I do understand those commands, my problem is that you can have more than one file with the extension xml something like this
icgorldi_2421592.xml
icgorldi_2421593.xml
importi_2421592.xml
inform_2421592.xml

so I need a command where I can use the combination of icgorldi and xml to extract the last file created in the directory, remember the number between icgorldi_XXXX.xml changes every time the process run and create the file
I can't use ls -ltr xml* because there others files in the directory with the xml extension...
Hope this is clear

How about ls icgorli*.xml , sort it, head it, and write the result to a file for later comparison?

1 Like

I'm still not clear as to what you are trying to accomplish.

But, assuming all of the tags are 7 digits long (as in icgorldi_2421593.xml ), I don't see why:

ls -r icgorldi_*.xml | head -n 1

won't work to give you the XML file you want with the highest tag number and why

ls -t icgorldi_*.xml | head -n 1

won't work to give you the most recently modified XML file you want.
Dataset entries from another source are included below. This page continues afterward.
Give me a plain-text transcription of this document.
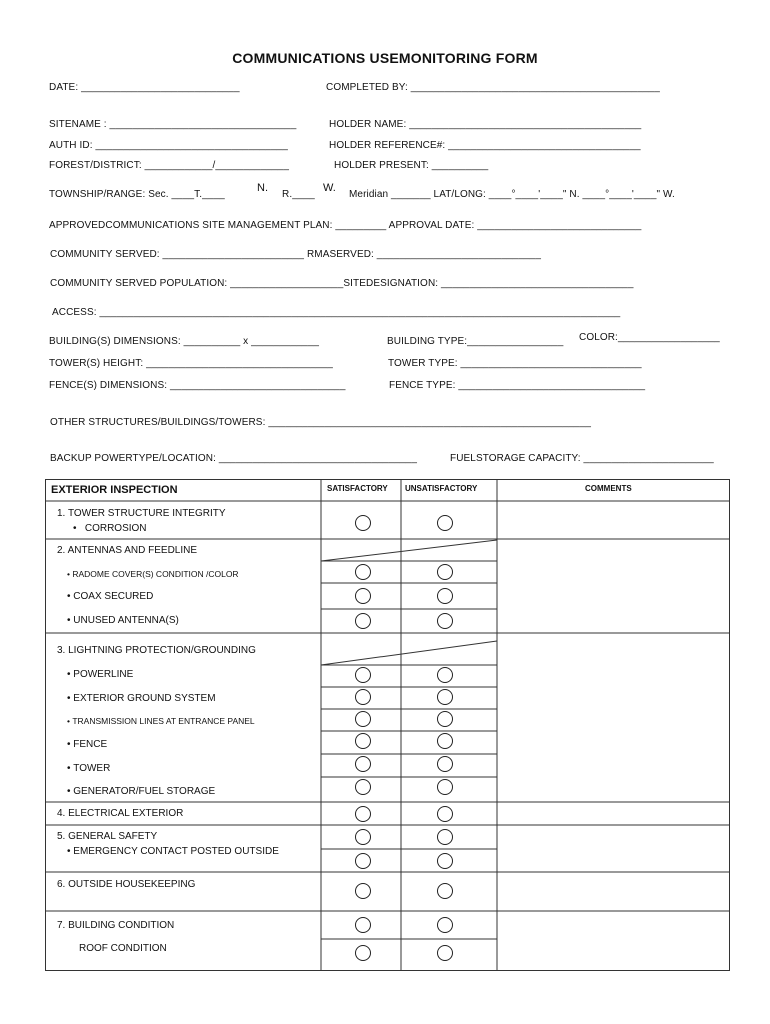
COMMUNICATIONS USEMONITORING FORM
DATE: ____________________________	COMPLETED BY: ____________________________________________
SITENAME : _________________________________	HOLDER NAME: _________________________________________
AUTH ID: __________________________________	HOLDER REFERENCE#: __________________________________
FOREST/DISTRICT: ____________/_____________	HOLDER PRESENT: __________
TOWNSHIP/RANGE: Sec. ____T.____
N.
R.____
W.
Meridian _______ LAT/LONG: ____°____'____" N. ____°____'____" W.
APPROVEDCOMMUNICATIONS SITE MANAGEMENT PLAN: _________ APPROVAL DATE: _____________________________
COMMUNITY SERVED: _________________________ RMASERVED: _____________________________
COMMUNITY SERVED POPULATION: ____________________SITEDESIGNATION: __________________________________
ACCESS: ____________________________________________________________________________________________
BUILDING(S) DIMENSIONS: __________ x ____________	BUILDING TYPE:_________________ COLOR:__________________
TOWER(S) HEIGHT: _________________________________	TOWER TYPE: ________________________________
FENCE(S) DIMENSIONS: _______________________________	FENCE TYPE: _________________________________
OTHER STRUCTURES/BUILDINGS/TOWERS: _________________________________________________________
BACKUP POWERTYPE/LOCATION: ___________________________________	FUELSTORAGE CAPACITY: _______________________
EXTERIOR INSPECTION	SATISFACTORY UNSATISFACTORY	COMMENTS
1. TOWER STRUCTURE INTEGRITY
•   CORROSION
2. ANTENNAS AND FEEDLINE
• RADOME COVER(S) CONDITION /COLOR
• COAX SECURED
• UNUSED ANTENNA(S)
3. LIGHTNING PROTECTION/GROUNDING
• POWERLINE
• EXTERIOR GROUND SYSTEM
• TRANSMISSION LINES AT ENTRANCE PANEL
• FENCE
• TOWER
• GENERATOR/FUEL STORAGE
4. ELECTRICAL EXTERIOR
5. GENERAL SAFETY
• EMERGENCY CONTACT POSTED OUTSIDE
6. OUTSIDE HOUSEKEEPING
7. BUILDING CONDITION
ROOF CONDITION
Won't one of these do what you want?

This work

 s -r icgorldi_*.xml | head -n 1

what I am trying to do is to save that file in a variable
something like this

fn=$(ls -ltr  icgorldi*.xml | tail -1)

then I need to
rename the file (try this does not work)

rn $f icgorldi_06191015.xml 

and not sure this will work since I haven't been able to rename

scp icgorldi_06191015.xml jostle:icgorldi_201601.xml

Assuming that you meant ls -r icgorldi_*.xm instead of s -r icgorldi_*.xm , that will give the the name of the file with the highest tag number (i.e., something like icgorldi_2421599.xml ).
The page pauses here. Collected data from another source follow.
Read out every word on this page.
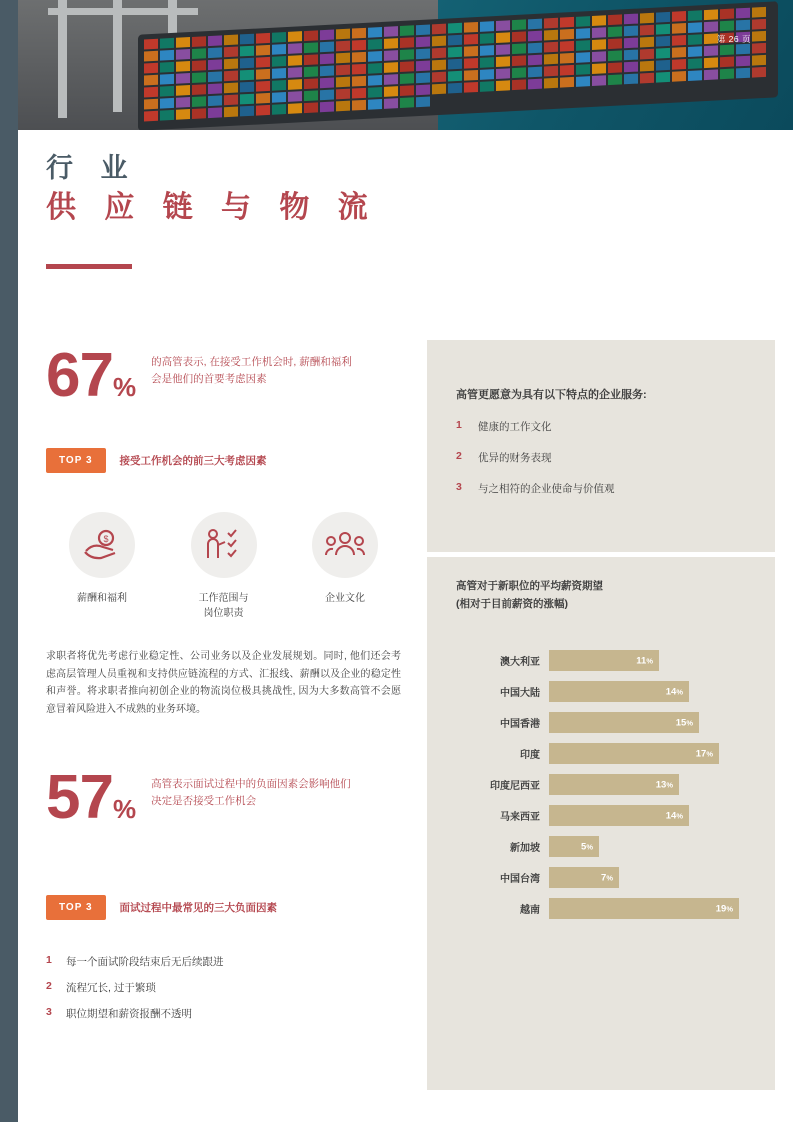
第 26 页
行 业
供 应 链 与 物 流
67%
的高管表示, 在接受工作机会时, 薪酬和福利会是他们的首要考虑因素
TOP 3	接受工作机会的前三大考虑因素
$
薪酬和福利	工作范围与
岗位职责
企业文化
求职者将优先考虑行业稳定性、公司业务以及企业发展规划。同时, 他们还会考虑高层管理人员重视和支持供应链流程的方式、汇报线、薪酬以及企业的稳定性和声誉。将求职者推向初创企业的物流岗位极具挑战性, 因为大多数高管不会愿意冒着风险进入不成熟的业务环境。
57%
高管表示面试过程中的负面因素会影响他们决定是否接受工作机会
TOP 3	面试过程中最常见的三大负面因素
1	每一个面试阶段结束后无后续跟进
2	流程冗长, 过于繁琐
3	职位期望和薪资报酬不透明
高管更愿意为具有以下特点的企业服务:
1	健康的工作文化
2	优异的财务表现
3	与之相符的企业使命与价值观
高管对于新职位的平均薪资期望
(相对于目前薪资的涨幅)
澳大利亚	11%
中国大陆	14%
中国香港	15%
印度	17%
印度尼西亚	13%
马来西亚	14%
新加坡	5%
中国台湾	7%
越南	19%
And that will set fn to something like:

-rw-r--r--      1 banjobs  jobsub       125 Jun 17 10:35 icgorldi_2421597.log

either for the same or a different file (this time choosing the file with the most recent modification timestamp instead of the file with the highest tag number).

And why would invoking a news reading utility ( rn ) with ten operands be expected to rename a file. Is there some significance to the new name you want to assign to this file? It almost looks like it is named for the day that would be 1000 years ago tomorrow???

Whatever the problem, saying "this does not work" instead of showing us what it does do, what you wanted it to do, and showing us any diagnostic messages it produced when you ran it means that we have absolutely no information about what went wrong other than our wild imaginations.

Help us help you; show is what is going on!

If you would set fn using one of them methods I suggested before:

fn=$(ls -r icgorldi_*.xml | head -n 1)

if you want the file with highest tag number, or:

fn=$(ls -t icgorldi_*.xml | head -n 1

if you want the file with the most recent modification timestamp, and then used:

mv "$fn" icgorldi_06191015.xml

it MIGHT do what you want.

How you would write a program to make up the two seemingly random new local and remote filenames is also hard for us to guess. Are you passing in these names as parameters? Are they somehow created using some transformation of today's or tomorrow's date?

Again, if you would give us a CLEAR, explicit description of your environment and what you are trying to do, we would be happy to help you. If you keep us in the dark, you're either going to get silence or wild guesses that are not likely to lead you in the right direction.